11. Tournaments 201: An Innovator's Guide to Getting Started (discussing the organisation of tournaments & suggesting different approaches);

To make reading a breeze, each chapter is suffixed with a brisk chapter summary, & what I like most are the diagnostic questions that follow the summary.

From a cumulative standpoint, I can see that the questions have been designed specifically to determine your level of innovation savvy.

To me, together with the intelligent filtering process as outlined by the two authors, they are the gems of the book, as they set the reader to think strategically while planning to use a tournament as an organisational problem solving process.

The principal premise of the authors is that the tournament approach allows for greater variability in the ideas proposed i.e. the greater the variation in quality of options, the more likely there are to be a few very good ones.

From the opportunity-sensing point of view, Chapter 2, 3 & 4 are my personal favourites, as they are the starting point - the pool, so to speak - for you to screen & act on all the ideas as a portfolio, followed by Chapter 6, 7 & 8, as they explain how to analyse, how to deal with expectations, constraints, interdependencies, as well as risk diversification, & how to cultivate & develop the riskier options (which often give rise to the most profitable opportunities), respectively.

To help in stimulating your business opportunity creation, the authors offer 14 great windows of opportunity: 8 from inhouse sources; 6 from external sources. They are elegantly illustrated in Chapter 2 & 3.

To me, they have certainly built on & given a new spin to what strategist Michel Robert & management guru Peter Drucker had come up with the ten broad windows of opportunity.

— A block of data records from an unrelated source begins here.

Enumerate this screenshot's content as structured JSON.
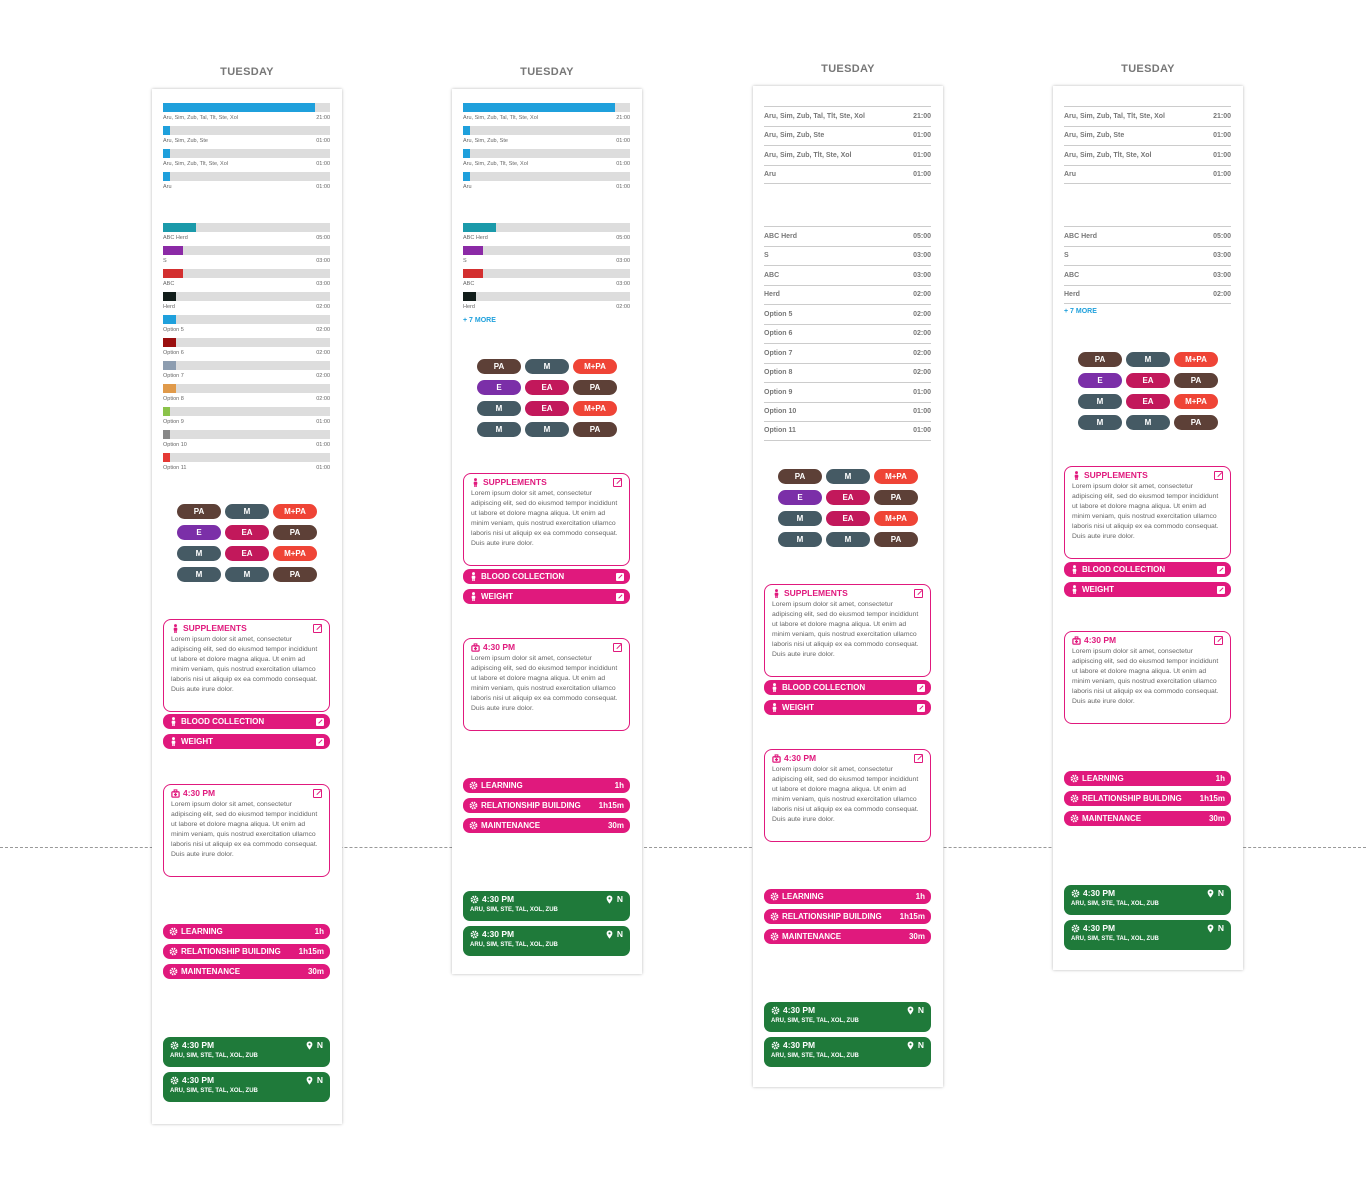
{
  "day_label": "TUESDAY",
  "colors": {
    "magenta": "#e0197d",
    "green": "#1f7a3a",
    "grey_track": "#dddddd",
    "accent_blue": "#1fa0dc"
  },
  "group1": [
    {
      "label": "Aru, Sim, Zub, Tal, Tlt, Ste, Xol",
      "value": "21:00",
      "fill": 0.91,
      "color": "#1fa0dc"
    },
    {
      "label": "Aru, Sim, Zub, Ste",
      "value": "01:00",
      "fill": 0.04,
      "color": "#1fa0dc"
    },
    {
      "label": "Aru, Sim, Zub, Tlt, Ste, Xol",
      "value": "01:00",
      "fill": 0.04,
      "color": "#1fa0dc"
    },
    {
      "label": "Aru",
      "value": "01:00",
      "fill": 0.04,
      "color": "#1fa0dc"
    }
  ],
  "group2": [
    {
      "label": "ABC Herd",
      "value": "05:00",
      "fill": 0.2,
      "color": "#1b9aaa"
    },
    {
      "label": "S",
      "value": "03:00",
      "fill": 0.12,
      "color": "#8b2aa6"
    },
    {
      "label": "ABC",
      "value": "03:00",
      "fill": 0.12,
      "color": "#d32f2f"
    },
    {
      "label": "Herd",
      "value": "02:00",
      "fill": 0.08,
      "color": "#111d1a"
    },
    {
      "label": "Option 5",
      "value": "02:00",
      "fill": 0.08,
      "color": "#1fa0dc"
    },
    {
      "label": "Option 6",
      "value": "02:00",
      "fill": 0.08,
      "color": "#9a0f0f"
    },
    {
      "label": "Option 7",
      "value": "02:00",
      "fill": 0.08,
      "color": "#8d9db0"
    },
    {
      "label": "Option 8",
      "value": "02:00",
      "fill": 0.08,
      "color": "#e09a4a"
    },
    {
      "label": "Option 9",
      "value": "01:00",
      "fill": 0.04,
      "color": "#8bc34a"
    },
    {
      "label": "Option 10",
      "value": "01:00",
      "fill": 0.04,
      "color": "#888888"
    },
    {
      "label": "Option 11",
      "value": "01:00",
      "fill": 0.04,
      "color": "#e53935"
    }
  ],
  "col4_group2": [
    {
      "label": "ABC Herd",
      "value": "05:00"
    },
    {
      "label": "S",
      "value": "03:00"
    },
    {
      "label": "ABC",
      "value": "03:00"
    },
    {
      "label": "Herd",
      "value": "02:00"
    }
  ],
  "more_label": "+ 7 MORE",
  "pills": [
    {
      "text": "PA",
      "color": "#5d4037"
    },
    {
      "text": "M",
      "color": "#455a64"
    },
    {
      "text": "M+PA",
      "color": "#ef4436"
    },
    {
      "text": "E",
      "color": "#7b2fa8"
    },
    {
      "text": "EA",
      "color": "#c2185b"
    },
    {
      "text": "PA",
      "color": "#5d4037"
    },
    {
      "text": "M",
      "color": "#455a64"
    },
    {
      "text": "EA",
      "color": "#c2185b"
    },
    {
      "text": "M+PA",
      "color": "#ef4436"
    },
    {
      "text": "M",
      "color": "#455a64"
    },
    {
      "text": "M",
      "color": "#455a64"
    },
    {
      "text": "PA",
      "color": "#5d4037"
    }
  ],
  "supplements": {
    "title": "SUPPLEMENTS",
    "body": "Lorem ipsum dolor sit amet, consectetur adipiscing elit, sed do eiusmod tempor incididunt ut labore et dolore magna aliqua. Ut enim ad minim veniam, quis nostrud exercitation ullamco laboris nisi ut aliquip ex ea commodo consequat. Duis aute irure dolor."
  },
  "blood_collection": "BLOOD COLLECTION",
  "weight": "WEIGHT",
  "appointment": {
    "time": "4:30 PM",
    "body": "Lorem ipsum dolor sit amet, consectetur adipiscing elit, sed do eiusmod tempor incididunt ut labore et dolore magna aliqua. Ut enim ad minim veniam, quis nostrud exercitation ullamco laboris nisi ut aliquip ex ea commodo consequat. Duis aute irure dolor."
  },
  "activities": [
    {
      "label": "LEARNING",
      "value": "1h"
    },
    {
      "label": "RELATIONSHIP BUILDING",
      "value": "1h15m"
    },
    {
      "label": "MAINTENANCE",
      "value": "30m"
    }
  ],
  "green_event": {
    "time": "4:30 PM",
    "location": "N",
    "names": "ARU, SIM, STE, TAL, XOL, ZUB"
  }
}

Interestingly, this wonderful book doesn't end at the last page 242. With the aid of the appendix, it leads readers to explore more tools & access more web resources e.g. Darwinator Software, to support your opportunity screening.

As a parting shot for this review:

I must add that I certainly like the authors' definition:

"We define an opportunity as the seed that might later grow into an innovation. An opportunity is an innovation in embryonic form, a newly sensed seed, a newly discovered technology, or a rough match between a need & a possible solution."

How do we as innovators spot profit-making opportunities when they're still in the embryonic stage? I am glad that the two authors have done a great job in answering the pertinent question for readers, but we still have to do all the hard work.

On the whole, it has been a engaging book to read, digest & learn.

I strongly recommend it to anyone who is looking to develop an integrated process to manage innovation.